The biggest problem with the Quran is that it's written in verse. Words were chosen for their rhythm and sound rather than legal precision. Vague metaphors are used heavily. If you want to read it in English I suggest getting one of those where each sura is has several translations side by side. The first two Quran translations I read might as well have been different books. And then the third was completely different again. Seeing them like this side by side really helped. In hindsight I should have read it like that to begin with. When Muslims say you have to read the Quran in the Arabic original to understand it, it's not because Arabic is a magical language, it's because of it's poetic style. You got to hear it spoken as it was written in the original to get it. Anybody who says "look what the Quran says. Interpreting any other way is wrong" I just laugh. Vaguest fucking book ever written. It's all over the place. Open to interpretation like a mother fucker. When people go "Islam only has fundamentalism. There is no liberal Islam"... also, have clearly no fucking clue.

Here's a resource with 114 English translations side-by-side. That may be overkill :)

http://www.islamawakened.com/index.php/qur-an

edit: Isn't this a bit of a derail from this thread?

once i got stuck in a county jail for 16months were only religious reading materials were allowed. after the bible in english and spanish, lots of esoteric buddhist stuff, i got a bilingual koran and tried to use it to learn arabic, with some minor assistance from the nation of islam guys (who, btw, know jack shit about arabic). fucking nightmare.
 
Archer

Three episodes into this season and it seems to have gotten its groove back. It's been uneven for the last two.

8/10
 
Also started looking at 'The Letters of Adam Hope', 1834-1845.

Adam Hope was the son of a semi-wealthy Scottish tenant farmer, had a decent education while in Scotland, but had to find his own career so emigrated to North America and became a business man.

It was put out by the 'Champlain Society', which also put out The Eldon House Diaries that I mentioned above.
 
Cool, I will look for that. I like Richard Carrier's stuff. I first encountered him when he used to post with us here - back when it was the "Internet Infidels" as part of the Secular Web.

Didn't know that! Amazing. Well, the guy's certainly done his homework on this book. VERY convincing.

I've read only a little bit of his stuff, most of it from II/Sec Web, but in my recent binge-watching/listening of atheist material on YouTube, I came across several of his talks. He certainly makes some strong arguments for a mythical Jesus (as opposed to a historical one).
 
Read Heart of Darkness by Joseph Conrad years ago and enjoyed it, so I thought I'd read it again but found I couldn't get absorbed by Conrad's writing style this time and gave up about a third of the way through.
 
Bought another older Canadian history on the weekend.
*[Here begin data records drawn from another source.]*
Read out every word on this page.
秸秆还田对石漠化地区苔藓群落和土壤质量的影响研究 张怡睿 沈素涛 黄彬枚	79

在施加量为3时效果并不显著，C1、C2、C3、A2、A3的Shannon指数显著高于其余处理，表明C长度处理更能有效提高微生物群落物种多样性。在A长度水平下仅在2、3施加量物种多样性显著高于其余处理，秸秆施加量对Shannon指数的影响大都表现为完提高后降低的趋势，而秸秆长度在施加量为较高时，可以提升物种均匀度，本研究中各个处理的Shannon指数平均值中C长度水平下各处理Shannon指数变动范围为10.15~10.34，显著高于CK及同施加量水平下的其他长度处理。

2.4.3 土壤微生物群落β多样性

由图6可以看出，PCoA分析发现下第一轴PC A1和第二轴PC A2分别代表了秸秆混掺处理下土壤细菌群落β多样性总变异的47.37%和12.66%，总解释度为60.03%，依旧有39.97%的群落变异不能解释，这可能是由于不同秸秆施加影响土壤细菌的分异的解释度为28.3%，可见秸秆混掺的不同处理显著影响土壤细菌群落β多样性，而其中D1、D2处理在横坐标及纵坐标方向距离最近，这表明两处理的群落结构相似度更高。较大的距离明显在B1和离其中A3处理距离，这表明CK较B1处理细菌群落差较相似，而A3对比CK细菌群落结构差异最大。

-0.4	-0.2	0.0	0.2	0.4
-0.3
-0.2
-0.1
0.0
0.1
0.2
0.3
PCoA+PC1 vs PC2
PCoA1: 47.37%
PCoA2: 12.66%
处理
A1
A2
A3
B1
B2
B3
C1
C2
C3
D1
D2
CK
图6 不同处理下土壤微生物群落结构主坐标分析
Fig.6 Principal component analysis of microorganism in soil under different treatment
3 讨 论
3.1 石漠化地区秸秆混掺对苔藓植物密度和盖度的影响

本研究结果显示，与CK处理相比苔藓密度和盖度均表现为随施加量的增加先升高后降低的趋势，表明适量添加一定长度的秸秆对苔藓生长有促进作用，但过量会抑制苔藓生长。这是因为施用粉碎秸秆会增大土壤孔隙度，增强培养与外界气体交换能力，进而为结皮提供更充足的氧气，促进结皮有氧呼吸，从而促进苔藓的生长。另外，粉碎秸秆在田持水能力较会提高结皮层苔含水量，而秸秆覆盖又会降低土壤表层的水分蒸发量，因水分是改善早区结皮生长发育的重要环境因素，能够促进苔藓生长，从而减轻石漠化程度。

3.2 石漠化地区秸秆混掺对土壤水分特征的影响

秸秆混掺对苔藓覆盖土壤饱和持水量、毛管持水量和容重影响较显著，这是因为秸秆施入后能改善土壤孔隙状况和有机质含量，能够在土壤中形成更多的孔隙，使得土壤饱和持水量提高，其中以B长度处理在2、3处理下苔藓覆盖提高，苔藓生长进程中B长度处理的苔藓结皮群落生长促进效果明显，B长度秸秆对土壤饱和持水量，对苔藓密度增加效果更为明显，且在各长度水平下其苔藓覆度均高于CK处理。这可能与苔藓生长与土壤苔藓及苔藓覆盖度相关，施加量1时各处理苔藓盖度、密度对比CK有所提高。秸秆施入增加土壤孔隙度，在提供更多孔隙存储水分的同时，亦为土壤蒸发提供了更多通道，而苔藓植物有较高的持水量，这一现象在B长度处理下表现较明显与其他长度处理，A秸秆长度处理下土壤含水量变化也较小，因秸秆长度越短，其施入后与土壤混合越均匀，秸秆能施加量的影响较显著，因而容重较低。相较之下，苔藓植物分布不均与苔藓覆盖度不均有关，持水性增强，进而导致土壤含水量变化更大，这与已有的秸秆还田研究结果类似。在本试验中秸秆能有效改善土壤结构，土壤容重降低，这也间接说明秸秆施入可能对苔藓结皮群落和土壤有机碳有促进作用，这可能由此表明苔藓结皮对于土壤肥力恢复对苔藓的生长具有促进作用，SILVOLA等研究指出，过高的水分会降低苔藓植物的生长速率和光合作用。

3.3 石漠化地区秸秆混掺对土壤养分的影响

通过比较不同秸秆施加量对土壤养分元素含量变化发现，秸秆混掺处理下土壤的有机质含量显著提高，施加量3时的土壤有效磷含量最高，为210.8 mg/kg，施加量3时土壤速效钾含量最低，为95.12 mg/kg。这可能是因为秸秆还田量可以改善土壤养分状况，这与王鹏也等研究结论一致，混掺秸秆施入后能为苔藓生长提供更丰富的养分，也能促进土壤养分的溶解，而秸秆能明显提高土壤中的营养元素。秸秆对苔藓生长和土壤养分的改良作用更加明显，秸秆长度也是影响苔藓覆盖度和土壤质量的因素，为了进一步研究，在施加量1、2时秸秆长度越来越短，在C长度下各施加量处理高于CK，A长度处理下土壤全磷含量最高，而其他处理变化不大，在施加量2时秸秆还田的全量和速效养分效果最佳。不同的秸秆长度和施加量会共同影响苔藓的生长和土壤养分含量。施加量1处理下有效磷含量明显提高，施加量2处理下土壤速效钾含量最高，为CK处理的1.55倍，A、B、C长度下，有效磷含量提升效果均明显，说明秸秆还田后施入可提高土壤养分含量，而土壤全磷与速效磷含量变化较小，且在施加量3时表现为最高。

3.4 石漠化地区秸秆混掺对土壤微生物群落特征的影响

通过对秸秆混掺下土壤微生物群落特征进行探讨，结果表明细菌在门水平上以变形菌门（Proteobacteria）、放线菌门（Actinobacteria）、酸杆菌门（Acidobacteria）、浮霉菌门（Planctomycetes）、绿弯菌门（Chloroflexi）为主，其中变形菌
It's a man writing his recollections of growing up in pioneer Canada, published in 1875.

Cost me another pretty penny but it's pure gold if you have a genuine interest in the period. On the other hand 50 dollars doesn't seem so bad when it'll keep me entertained for life and will only increase in value.
 
The Turner Diaries

This was the book that in large part inspired Timothy McVeigh to blow up the Federal Building in Oklahoma. Somehow I ran across its title in conjunction with some work I'm doing. Anyway, it's about an underground group who, after having their guns confiscated, forms and then begins guerrilla operations against the government (blowing up a federal building via ammonium nitrate explosives in a van), black people, and Jews.

It's quite violent and hateful and I quit about halfway through. What was interesting to me though, was that I could see how it would appeal to someone who is poorly read, racist, and angry. For all of its poorly written-ness, it does have an adventure-like quality to it that would appeal to low thinking bumpkins.

I wouldn't recommend giving it a read, but it is an interesting glimpse into the minds of the ignorant 2nd Amendment crowd, their fears, and their ideals. It's also informative in that had this book not become so infamous, and quickly shunned, it could provide even more inspiration for Trump-tards today.